This final chapter explores the history of convexity and provides comments on some of the themes discussed earlier in the book. There are varied historical roots to the study of convexity with input from both applied and pure sources and, sometimes, long delays between seminal work and its absorption into the mainstream.

One of the earliest discoverers of the wonders of multidimensional convex functions was Josiah Willard Gibbs in three remarkable papers [128, 129, 130] published from 1873 to 1878 in an obscure American journal. These papers on thermodynamics predated his later celebrated work in statistical mechanics. The content of the papers and their reception is discussed in detail in an historical overview on the use of convexity in thermal physics by Wightman [388].

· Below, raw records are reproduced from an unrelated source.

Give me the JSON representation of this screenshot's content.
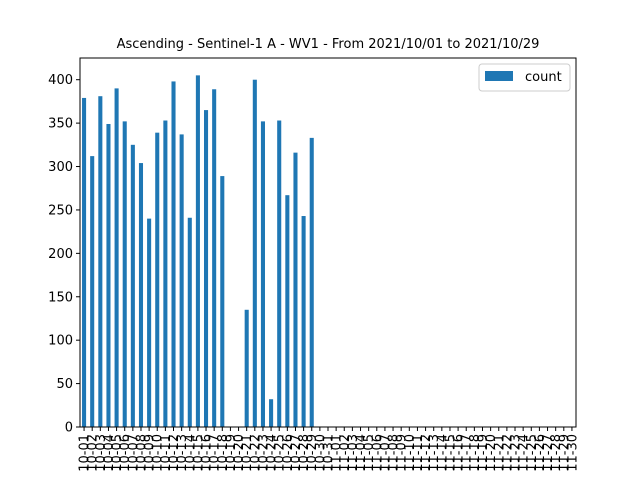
{
  "chart_data": {
    "type": "bar",
    "title": "Ascending - Sentinel-1 A - WV1 - From 2021/10/01 to 2021/10/29",
    "xlabel": "",
    "ylabel": "",
    "ylim": [
      0,
      425
    ],
    "yticks": [
      0,
      50,
      100,
      150,
      200,
      250,
      300,
      350,
      400
    ],
    "grid": false,
    "legend_position": "top-right",
    "bar_color": "#1f77b4",
    "categories": [
      "10-01",
      "10-02",
      "10-03",
      "10-04",
      "10-05",
      "10-06",
      "10-07",
      "10-08",
      "10-09",
      "10-10",
      "10-11",
      "10-12",
      "10-13",
      "10-14",
      "10-15",
      "10-16",
      "10-17",
      "10-18",
      "10-19",
      "10-20",
      "10-21",
      "10-22",
      "10-23",
      "10-24",
      "10-25",
      "10-26",
      "10-27",
      "10-28",
      "10-29",
      "10-30",
      "10-31",
      "11-01",
      "11-02",
      "11-03",
      "11-04",
      "11-05",
      "11-06",
      "11-07",
      "11-08",
      "11-09",
      "11-10",
      "11-11",
      "11-12",
      "11-13",
      "11-14",
      "11-15",
      "11-16",
      "11-17",
      "11-18",
      "11-19",
      "11-20",
      "11-21",
      "11-22",
      "11-23",
      "11-24",
      "11-25",
      "11-26",
      "11-27",
      "11-28",
      "11-29",
      "11-30"
    ],
    "series": [
      {
        "name": "count",
        "values": [
          379,
          312,
          381,
          349,
          390,
          352,
          325,
          304,
          240,
          339,
          353,
          398,
          337,
          241,
          405,
          365,
          389,
          289,
          0,
          0,
          135,
          400,
          352,
          32,
          353,
          267,
          316,
          243,
          333,
          0,
          0,
          0,
          0,
          0,
          0,
          0,
          0,
          0,
          0,
          0,
          0,
          0,
          0,
          0,
          0,
          0,
          0,
          0,
          0,
          0,
          0,
          0,
          0,
          0,
          0,
          0,
          0,
          0,
          0,
          0,
          0
        ]
      }
    ]
  }
}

To Gibbs, thermodynamic stability implied that internal energy of a system is a function of entropy and volume had to be convex, and this persisted to convexity in additional variables in multicomponent systems. For Gibbs, coexistence of phases corresponded to the convex function having a flat piece on its graph – or in modern parlance, to its Legendre transform having a multidimensional set of tangents. Gibbs also understood the role of certain Legendre transforms in thermodynamics and understood some other relations between multiple supporting hyperplanes for the Legendre transform and flat sections in the graph of the original function. Many of his deepest ideas lay dormant for about seventy-five years!